El recuento de los daños mundiales producidos por la COVID-19, no solo se vincula a temas de salud pública, sino también a situaciones contrarias; por ejemplo: en el aspecto educativo, económico, psicológico, entre otros. Como medidas de acción, la mayoría de los gobiernos sugirieron u obligaron a un confinamiento temporal; de tal manera que se permitiera disminuir la cantidad de contagios entre la ciudadanía y, además, que los sistemas de salud no colapsasen.

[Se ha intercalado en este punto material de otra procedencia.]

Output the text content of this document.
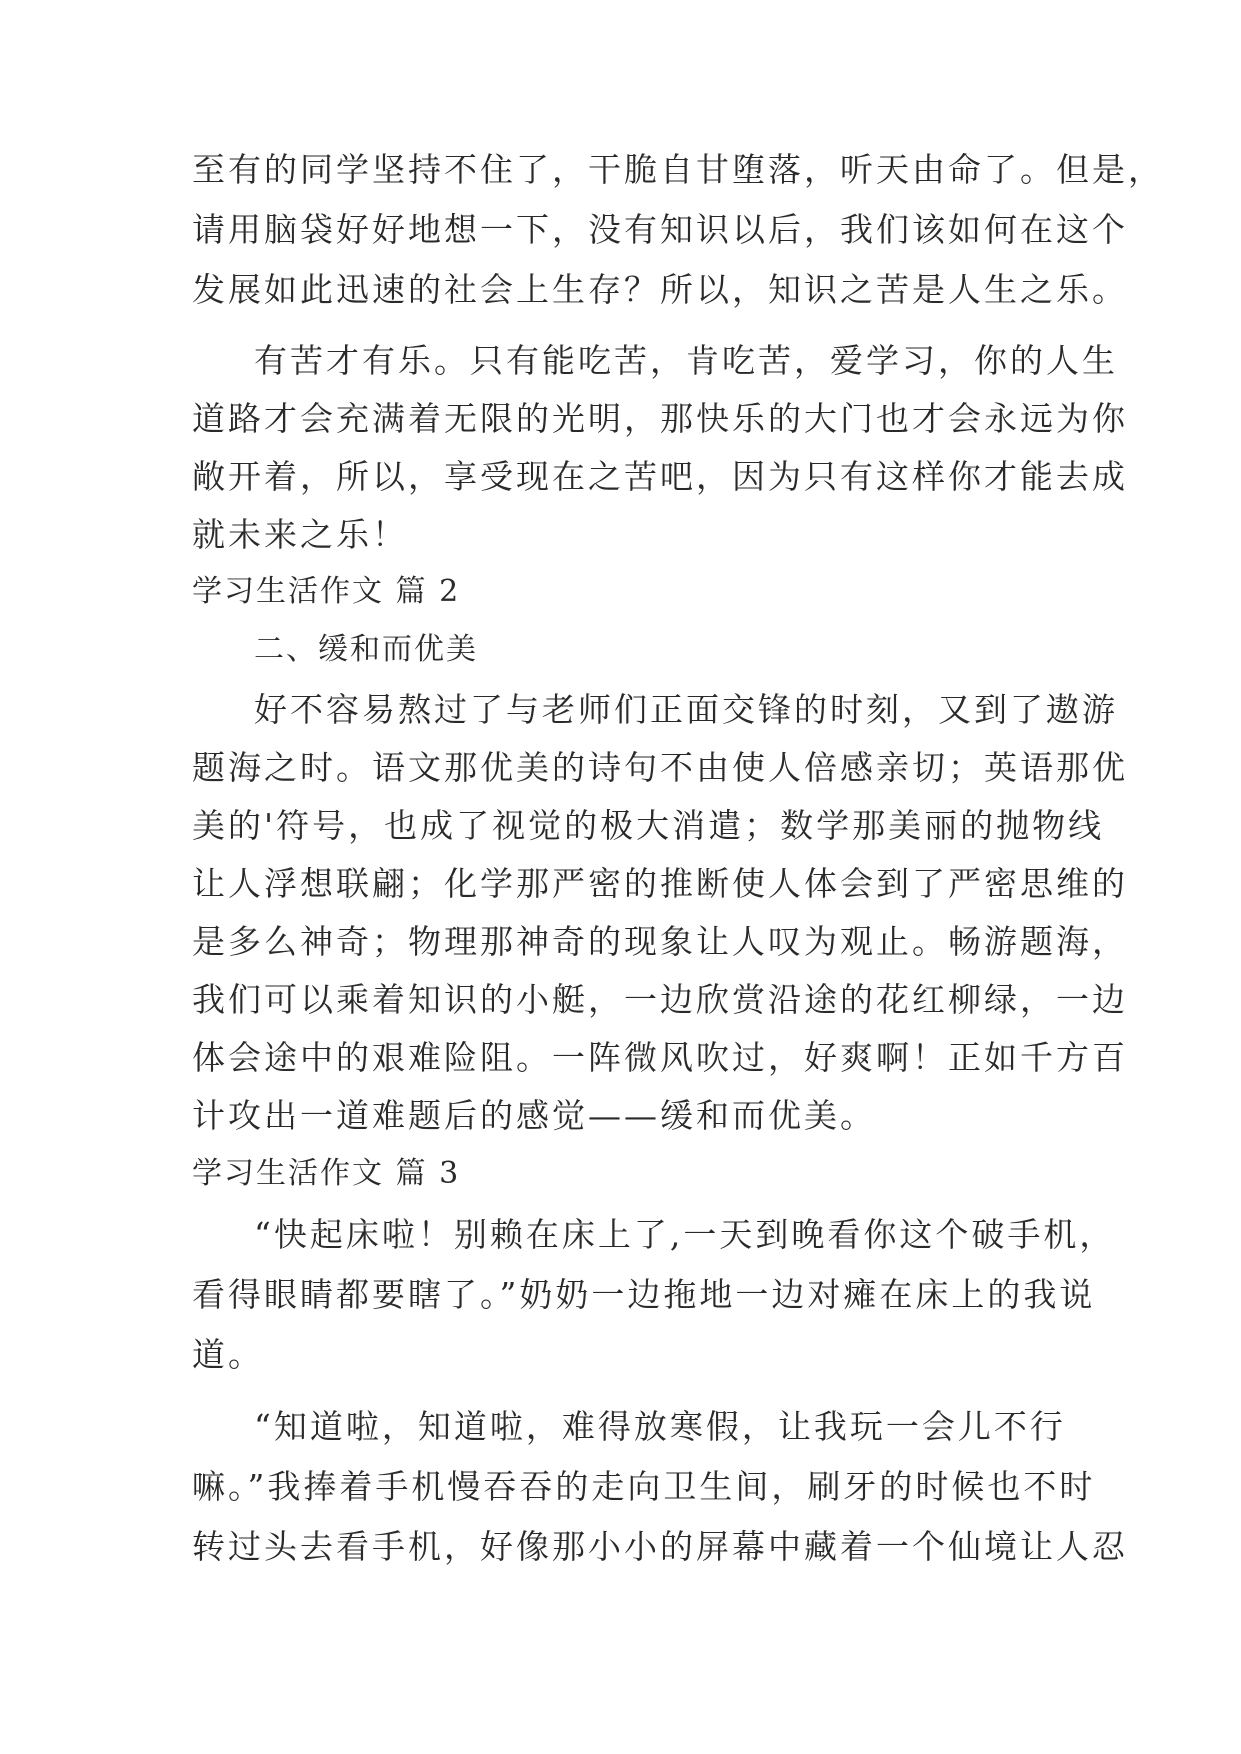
至有的同学坚持不住了，干脆自甘堕落，听天由命了。但是，

请用脑袋好好地想一下，没有知识以后，我们该如何在这个

发展如此迅速的社会上生存？所以，知识之苦是人生之乐。

有苦才有乐。只有能吃苦，肯吃苦，爱学习，你的人生

道路才会充满着无限的光明，那快乐的大门也才会永远为你

敞开着，所以，享受现在之苦吧，因为只有这样你才能去成

就未来之乐！

学习生活作文 篇 2

二、缓和而优美

好不容易熬过了与老师们正面交锋的时刻，又到了遨游

题海之时。语文那优美的诗句不由使人倍感亲切；英语那优

美的'符号，也成了视觉的极大消遣；数学那美丽的抛物线

让人浮想联翩；化学那严密的推断使人体会到了严密思维的

是多么神奇；物理那神奇的现象让人叹为观止。畅游题海，

我们可以乘着知识的小艇，一边欣赏沿途的花红柳绿，一边

体会途中的艰难险阻。一阵微风吹过，好爽啊！正如千方百

计攻出一道难题后的感觉——缓和而优美。

学习生活作文 篇 3

“快起床啦！别赖在床上了,一天到晚看你这个破手机，

看得眼睛都要瞎了。”奶奶一边拖地一边对瘫在床上的我说

道。

“知道啦，知道啦，难得放寒假，让我玩一会儿不行

嘛。”我捧着手机慢吞吞的走向卫生间，刷牙的时候也不时

转过头去看手机，好像那小小的屏幕中藏着一个仙境让人忍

Por un lado, este confinamiento poseía un aspecto positivo; por otro, permitió que las familias se aislaran en espacios reducidos, lo cual ocasionó situaciones de riesgo y un ámbito propicio para la violencia de género.

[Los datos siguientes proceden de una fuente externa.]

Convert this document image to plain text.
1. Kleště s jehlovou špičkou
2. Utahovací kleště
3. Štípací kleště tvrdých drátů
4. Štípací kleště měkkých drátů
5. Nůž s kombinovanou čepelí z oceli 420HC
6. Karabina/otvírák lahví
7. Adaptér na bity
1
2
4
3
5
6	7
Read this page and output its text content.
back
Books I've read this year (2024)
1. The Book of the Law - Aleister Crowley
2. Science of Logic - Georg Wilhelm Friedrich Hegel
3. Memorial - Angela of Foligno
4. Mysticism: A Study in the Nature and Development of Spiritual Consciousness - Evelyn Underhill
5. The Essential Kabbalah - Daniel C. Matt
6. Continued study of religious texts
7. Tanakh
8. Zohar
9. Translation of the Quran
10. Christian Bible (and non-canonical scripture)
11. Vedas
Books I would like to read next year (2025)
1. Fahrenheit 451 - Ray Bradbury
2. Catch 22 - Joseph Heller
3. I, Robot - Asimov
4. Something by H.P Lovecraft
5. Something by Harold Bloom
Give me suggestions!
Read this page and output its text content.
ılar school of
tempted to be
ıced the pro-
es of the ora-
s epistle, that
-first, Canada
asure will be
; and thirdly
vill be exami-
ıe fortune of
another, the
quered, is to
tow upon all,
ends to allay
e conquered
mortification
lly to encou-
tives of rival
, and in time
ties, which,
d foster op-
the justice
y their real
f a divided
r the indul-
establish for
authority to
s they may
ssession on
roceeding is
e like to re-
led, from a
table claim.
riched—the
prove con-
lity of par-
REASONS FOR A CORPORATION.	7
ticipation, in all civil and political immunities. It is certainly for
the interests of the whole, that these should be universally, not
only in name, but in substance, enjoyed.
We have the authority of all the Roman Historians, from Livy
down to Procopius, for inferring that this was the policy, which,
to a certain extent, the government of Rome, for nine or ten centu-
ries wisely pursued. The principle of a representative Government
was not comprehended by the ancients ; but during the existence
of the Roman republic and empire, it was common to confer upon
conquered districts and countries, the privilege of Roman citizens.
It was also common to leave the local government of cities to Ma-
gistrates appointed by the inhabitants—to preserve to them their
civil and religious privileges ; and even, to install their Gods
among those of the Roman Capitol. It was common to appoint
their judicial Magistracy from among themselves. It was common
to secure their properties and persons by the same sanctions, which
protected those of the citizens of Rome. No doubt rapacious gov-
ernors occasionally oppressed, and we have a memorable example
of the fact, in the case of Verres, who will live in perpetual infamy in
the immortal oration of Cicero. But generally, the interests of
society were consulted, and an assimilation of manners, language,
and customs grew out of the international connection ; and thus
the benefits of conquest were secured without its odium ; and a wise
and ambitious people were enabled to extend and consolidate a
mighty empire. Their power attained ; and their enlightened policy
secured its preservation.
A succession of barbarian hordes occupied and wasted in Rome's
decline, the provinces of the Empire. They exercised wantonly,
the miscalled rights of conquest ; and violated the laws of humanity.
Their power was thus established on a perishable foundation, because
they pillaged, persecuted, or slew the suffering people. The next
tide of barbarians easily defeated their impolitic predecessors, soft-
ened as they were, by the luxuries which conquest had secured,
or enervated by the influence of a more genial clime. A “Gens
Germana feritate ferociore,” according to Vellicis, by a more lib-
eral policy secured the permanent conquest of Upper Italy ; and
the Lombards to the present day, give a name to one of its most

Tal como señala el artículo de Miguel Lorente-Acosta1, este aislamiento conllevó un impacto alarmante en el aumento de casos por abuso (físico y/o psicológico) en contra de la mujer registrados en los centros policiales. Uno de los puntos relevantes de dicho artículo es el planteamiento sobre rol del agresor, el cual se centra en buscar el control e impunidad para ejercer la violencia hacia su víctima. No obstante, estos agresores no mostrarían dicha «facilidad» de acción, si no tuvieran la complicidad (refiriéndonos también al silencio) de la familia, dado que, en algunos lugares, e incluso en países del hemisferio sur como el Perú, aún mantienen la visión que una mujer debe soportar las actitudes del varón, cualesquiera que estas sean, incluso si van en desmedro de su bienestar físico y mental2,3.
Un elemento que debe sumarse para complementar el artículo en mención es la mentalidad femenina que fue socialmente establecida para soportar el abuso por parte de los varones. La dependencia afectiva e incluso la protección hacia los hijos genera que las mujeres se encuentren vulnerables a diversos abusos4,5. Por lo tanto, hubiese sido importante mencionar este tipo de indicadores, ya que enriquecería aún más su aporte. Si bien es cierto que el confinamiento atrapa a las mujeres, lo es en mayor grado que el confinamiento mental, aquella «prisión psicológica» radicaliza el abuso hacia ellas6.
Finalmente, el gran reto es cómo detener esta situación de violencia dentro de un ambiente en el cual, por el contexto actual, nos vemos obligados a convivir con el agresor. Posiblemente, aumentando los canales de comunicación a través de dispositivos móviles, no solo para el caso de las mujeres, sino también el de los varones (en menor número) que también sufren violencia en su hogar. Sobre todo, cambiar la mentalidad femenina que aún existe en Latinoamérica, aquella que muchas veces normaliza la agresión física y mental. Por ende, minimizar riesgos implica también detectar a tiempo la violencia, pues la ayuda preventiva permite descubrir esta situación la cual no podemos sortear, pero sí intentar evitar.